In an email dated 29 March 2021 to a blogger whose pseudonym ‘Don Canard’ is French for Donald Duck, CAA Executive Director of Safety and Airspace Regulation Rob Bishton, referring to the blogger’s articles about the CAA-British Skydiving relationship, stated: “Executives of the CAA represent the CAA position and that which reflects government policy. I assure you that you will receive a reply in due course and after due consideration, given much of what is being referred to pre-dates [sic] those of us in office at this time.”.

Was Rob Bishton attempting to distance himself from a messy situation that he and his colleagues had inherited when they took up their posts? One thing is certain: the current CAA-British Skydiving construct falls woefully short of any adequate level of legal compliance and safety risk-management requirements in relation to person(s) at work. Instead, there exists bureaucracy and restrictive practice, overseen by self-appointed and unqualified sporting amateurs. There is a strong argument for deregulation of parachuting as present statutory provisions and benchmark processes already provide a suitable and sufficient framework, when they are appropriately applied, rather than being circumvented and evaded, as is currently the case.

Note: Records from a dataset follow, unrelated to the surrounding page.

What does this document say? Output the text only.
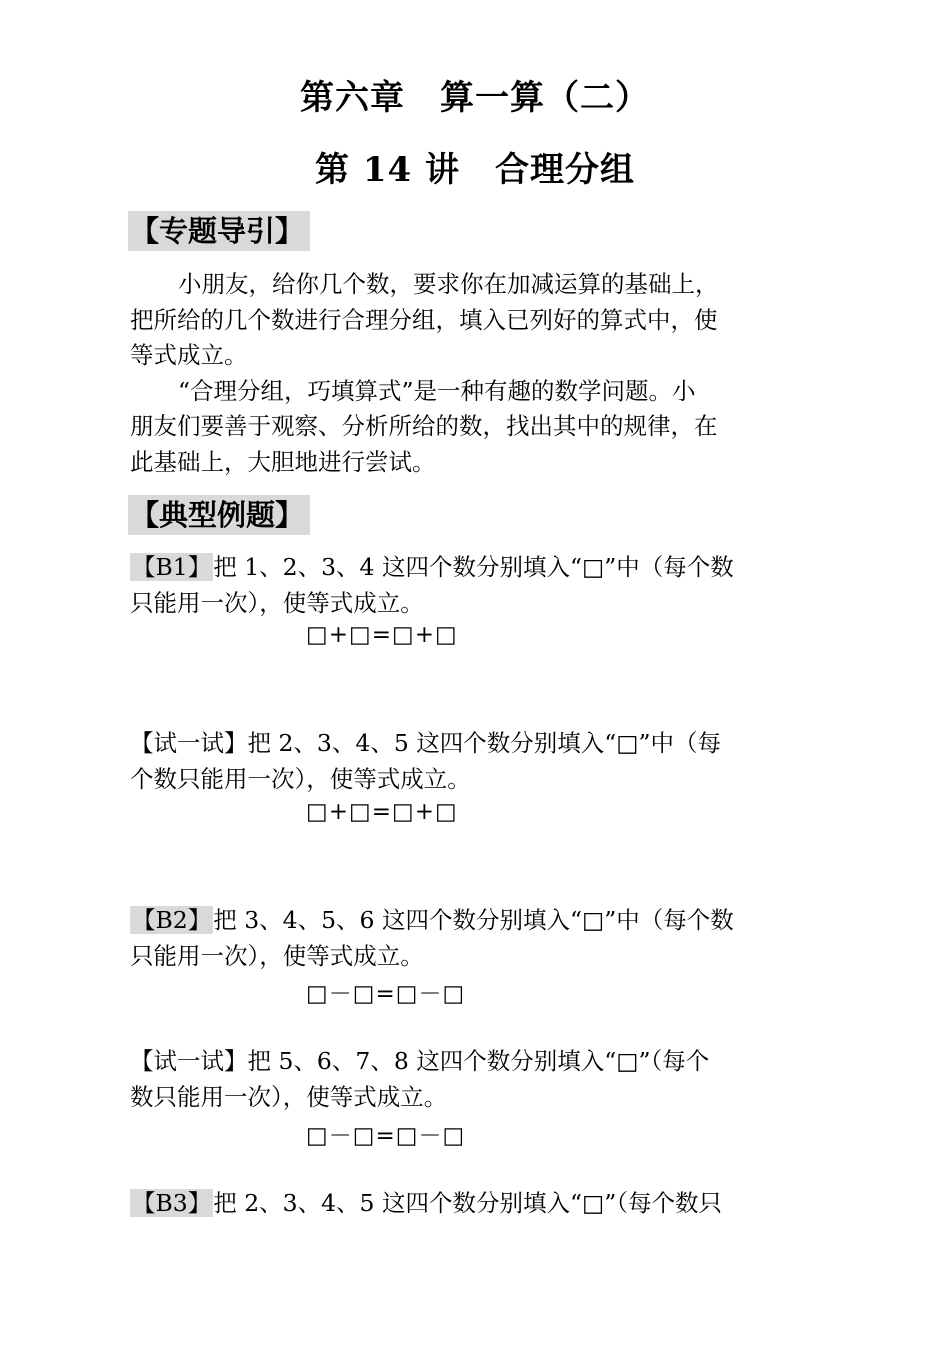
第六章　算一算（二）
第 14 讲　合理分组
【专题导引】
小朋友，给你几个数，要求你在加减运算的基础上，
把所给的几个数进行合理分组，填入已列好的算式中，使
等式成立。
“合理分组，巧填算式”是一种有趣的数学问题。小
朋友们要善于观察、分析所给的数，找出其中的规律，在
此基础上，大胆地进行尝试。
【典型例题】
【B1】把 1、2、3、4 这四个数分别填入“□”中（每个数
只能用一次），使等式成立。
□+□=□+□
【试一试】把 2、3、4、5 这四个数分别填入“□”中（每
个数只能用一次），使等式成立。
□+□=□+□
【B2】把 3、4、5、6 这四个数分别填入“□”中（每个数
只能用一次），使等式成立。
□－□=□－□
【试一试】把 5、6、7、8 这四个数分别填入“□”（每个
数只能用一次），使等式成立。
□－□=□－□
【B3】把 2、3、4、5 这四个数分别填入“□”（每个数只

It is now an imperative that the HSE, as the overarching Enforcing Authority, intervene to curtail any malpractice by British Skydiving and to stop these sports amateurs from acting as the de facto regulatory authority. Meanwhile, Britain’s standing in the international film and television industry is being damaged and Airborne veterans’ livelihoods and income are at risk, as are the taxable revenues their expertise attracts to the United Kingdom.

Major John Horne

The Parasafe consultancy has prepared a Code of Practice for professional parachuting and skydiving, addressing the relevant statutory provisions and required safety standards for person(s) at work; and has submitted the document to the HSE, MOD and CAA. The content is currently being further developed in consultation with relevant stakeholders and technical experts.

Major John Horne, who not only served as Chair of the Army Parachute Association but also as Vice-Chair of the British Parachute Association now trading as British Skydiving, told HERMES: “This isn’t the first time that someone has needed to step forward and tell the British Skydiving charlatans not to interfere in other people’s business affairs.”.